Ma did not specify whether he was referring to cryptocurrencies such as bitcoin or central bank digital currencies (CBDCs), which a number of countries around the world are now racing to develop.

In his remarks, the billionaire behind Ant Group’s Alipay, the popular mobile payments platform, also railed against global financial regulations that he says has stifled innovations. 

Ma’s comments are coming as Ant Group prepares for a massive initial public offering that will be jointly listed in the Shanghai as well as Hong Kong stock exchanges. The IPO date in Hong Kong is scheduled for Nov. 5. A date hasn’t been officially announced for the Shanghai listing but it is expected to be on the same day as the Hong Kong IPO.

According to a document released by the Hong Kong Stock Exchange this week, shares of Ant Group could be priced at around US$10.30, meaning that the company could raise around $34.5 billion and be worth about $310 billion. That would place Ant Group’s market value among some of the world’s largest banks.

In comparison, affiliate e-commerce company Alibaba raised US$25 billion in its 2014 IPO on the New York Stock Exchange, and Saudi Aramco last year — until now the world’s largest IPO — raised US$29 billion.

China’s DCEP digital currency

Despite Ma’s remarks against government regulations, his comments on digital currencies and Ant Group’s approach toward DCEP — shown through the company’s patent filings — reflect that a CBDC is integral to China’s financial future and the company is already preparing to be a part of it.

Earlier this month, China ramped up testing of its new CBDC, the Digital Currency Electronic Payment (DCEP) by distributing 10 million digital yuan (US$1.4 million) to 50,000 people to spend at over 3,000 retailers and restaurants. 

Delivered via electronic “red packets” in a dedicated mobile phone app to lottery winners in the Southern Chinese city of Shenzhen, the digital currency wallets containing 200 e-yuan bore close similarities to Alipay and Tencent’s WeChat Pay’s red packet features.
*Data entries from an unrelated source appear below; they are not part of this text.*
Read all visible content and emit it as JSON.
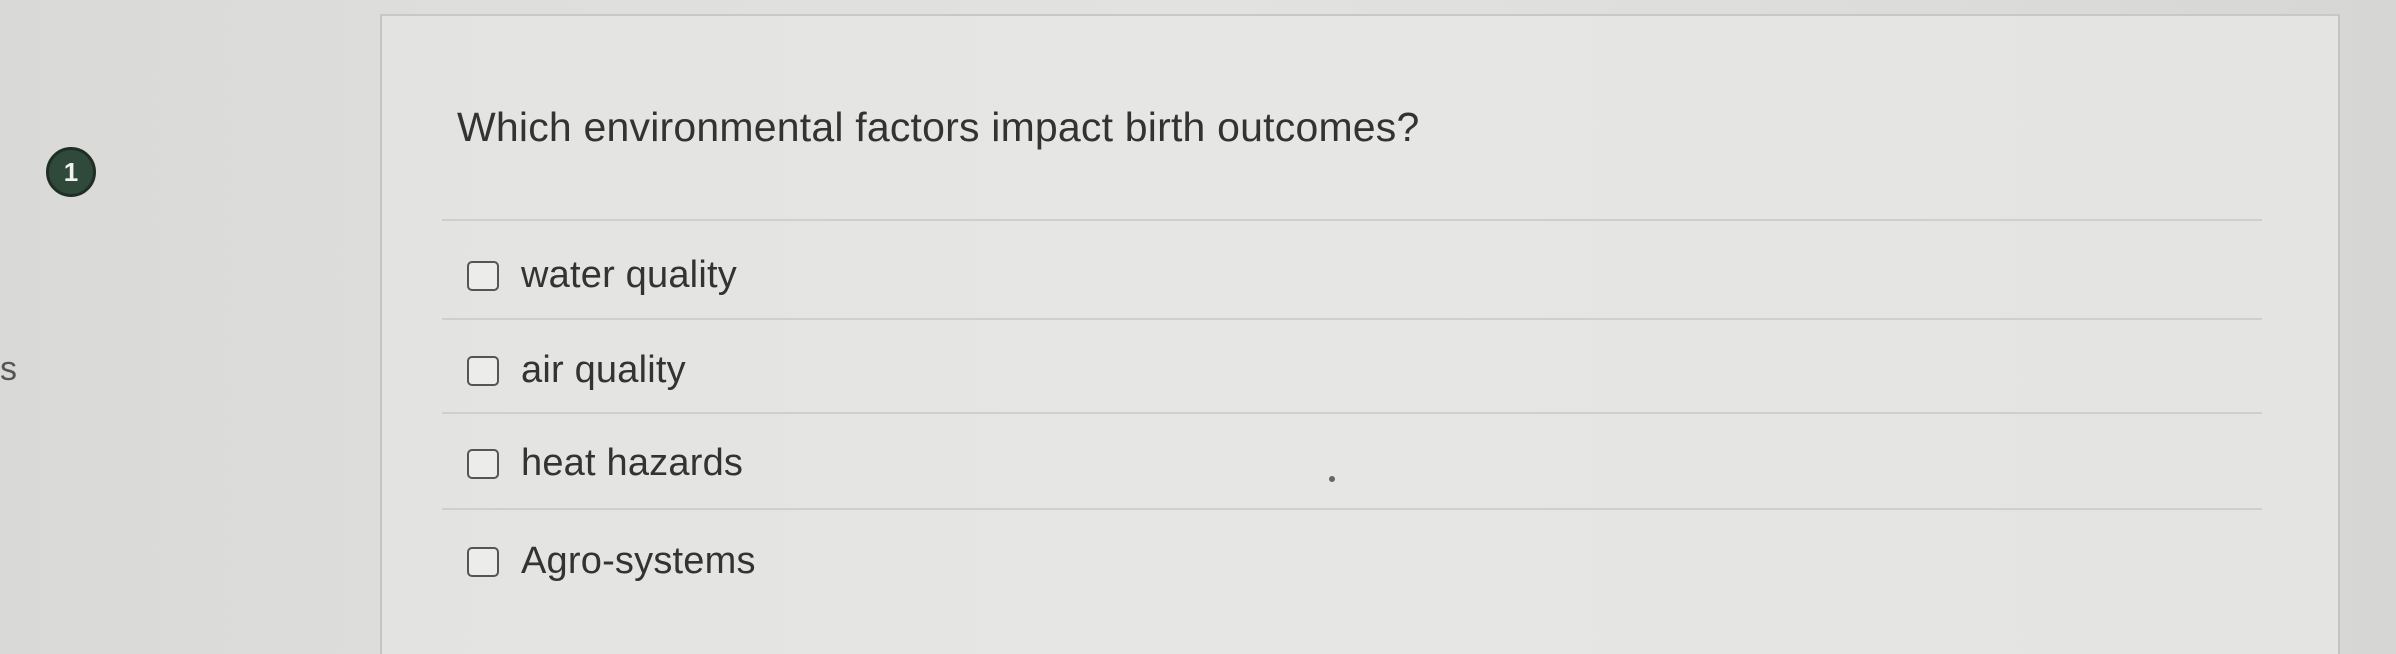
{
  "question_number": "1",
  "side_letter": "s",
  "question": {
    "text": "Which environmental factors impact birth outcomes?"
  },
  "options": [
    {
      "label": "water quality",
      "checked": false
    },
    {
      "label": "air quality",
      "checked": false
    },
    {
      "label": "heat hazards",
      "checked": false
    },
    {
      "label": "Agro-systems",
      "checked": false
    }
  ],
  "colors": {
    "badge_background": "#2f4a3a",
    "text": "#333333",
    "divider": "#cfcfcd"
  }
}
These apps’ red packets are commonly used as a digital version of the popular Chinese gifting custom.

Mobile payments are nearly ubiquitous in China through private platforms such as Alipay, reaching 277.4 trillion yuan (US$39.07 trillion) in 2018, according to the People’s Bank of China.

Alipay’s patents for DCEP digital yuan

While Alipay does not currently use the DCEP, it has already filed a number of patents this year related to the digital yuan, according to local media site Interchain Pulse.
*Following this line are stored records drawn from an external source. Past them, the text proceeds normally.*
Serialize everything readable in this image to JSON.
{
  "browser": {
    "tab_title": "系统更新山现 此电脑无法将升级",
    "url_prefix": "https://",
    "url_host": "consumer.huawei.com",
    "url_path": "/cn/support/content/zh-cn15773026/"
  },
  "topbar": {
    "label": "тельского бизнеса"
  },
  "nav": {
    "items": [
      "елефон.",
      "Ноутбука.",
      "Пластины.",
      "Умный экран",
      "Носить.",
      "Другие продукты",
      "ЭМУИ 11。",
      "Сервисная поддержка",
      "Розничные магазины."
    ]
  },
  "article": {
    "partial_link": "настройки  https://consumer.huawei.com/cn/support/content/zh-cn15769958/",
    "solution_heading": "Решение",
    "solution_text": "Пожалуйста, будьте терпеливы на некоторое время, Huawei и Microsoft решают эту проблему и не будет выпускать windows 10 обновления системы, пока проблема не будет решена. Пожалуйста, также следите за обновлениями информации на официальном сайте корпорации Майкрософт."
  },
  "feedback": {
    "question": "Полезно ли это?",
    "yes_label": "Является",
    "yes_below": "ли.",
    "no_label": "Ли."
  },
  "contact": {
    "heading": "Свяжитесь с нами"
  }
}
The first two patents published show that Alipay may be a secondary issuer of a digital currency as a third party agent. The filings specify a method and device for executing digital currency transactions through electronic equipment. 

Another patent details methods for controlling digital currency transactions. That patent shows that accounts may be restricted depending on agreements between regulators and the account operators via controls of users’ wallets on the company’s servers.
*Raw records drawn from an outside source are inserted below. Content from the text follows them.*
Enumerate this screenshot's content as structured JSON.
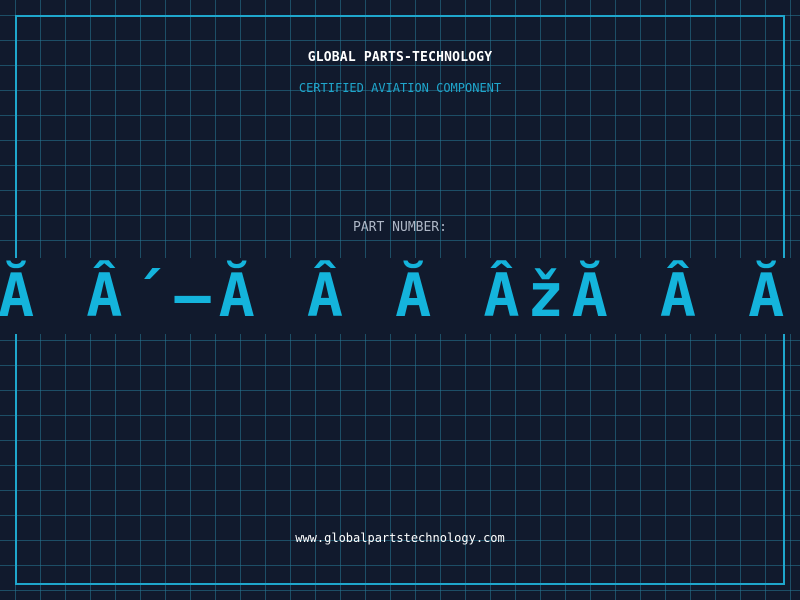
{
  "header": {
    "company_name": "GLOBAL PARTS-TECHNOLOGY",
    "certification_text": "CERTIFIED AVIATION COMPONENT"
  },
  "part": {
    "label": "PART NUMBER:",
    "number_text": "Ă Â´—Ă Â Ă ÂžĂ Â Ă"
  },
  "footer": {
    "website_url": "www.globalpartstechnology.com"
  },
  "colors": {
    "background": "#111a2d",
    "grid_line": "#1f5f78",
    "frame": "#1fa6cc",
    "accent": "#14b4dc",
    "title": "#ffffff",
    "label": "#aeb7c6"
  }
}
“If a supervisor finds that the target account is suspected of violating laws or regulations in economic activities, it can send account restriction instructions to the wallet server,” reads the patent’s description. These accounts can be shut down immediately based on rules determined by regulators and enforced by Alipay.

These controls over the digital currency differentiate the DCEP from normal fiat currency or digitized representations of the yuan currently used on platforms like Alipay, as they allow regulators greater access and control to how the money is spent, and when. 

The next patent lays out how Alipay would be able to open different types of digital currency wallets depending on user behavior. 

Upon a user’s request to create a new wallet, Alipay would obtain user behavioral data based on the user’s identification. Depending on the results, Alipay would calculate the type of digital currency wallet suitable for the user and open the relevant wallet. 

Alipay leads in mobile payments in China with 55.4% market share, according to a recent report from the iResearch Consulting Group. Tencent’s Tenpay, which owns WeChat Pay and QQ Wallet, is second at 38.8% market share. Alipay’s market dominance and current collection of user data including behavioral, biometric, banking and phone information may give the company a large cache of information to assess how users use digital currencies.

Despite these DCEP-related patent filings, Ant Group has been cautious in publicly discussing how the company would integrate China’s new digital currency into its payment technology.

“We do not have sufficient visibility as to the impact of the DCEP on consumers’ payment behavior and the payment industry,” the company said in its IPO prospectus. “It is not clear how the DCEP will fit into or change the current digital payment industry landscape.”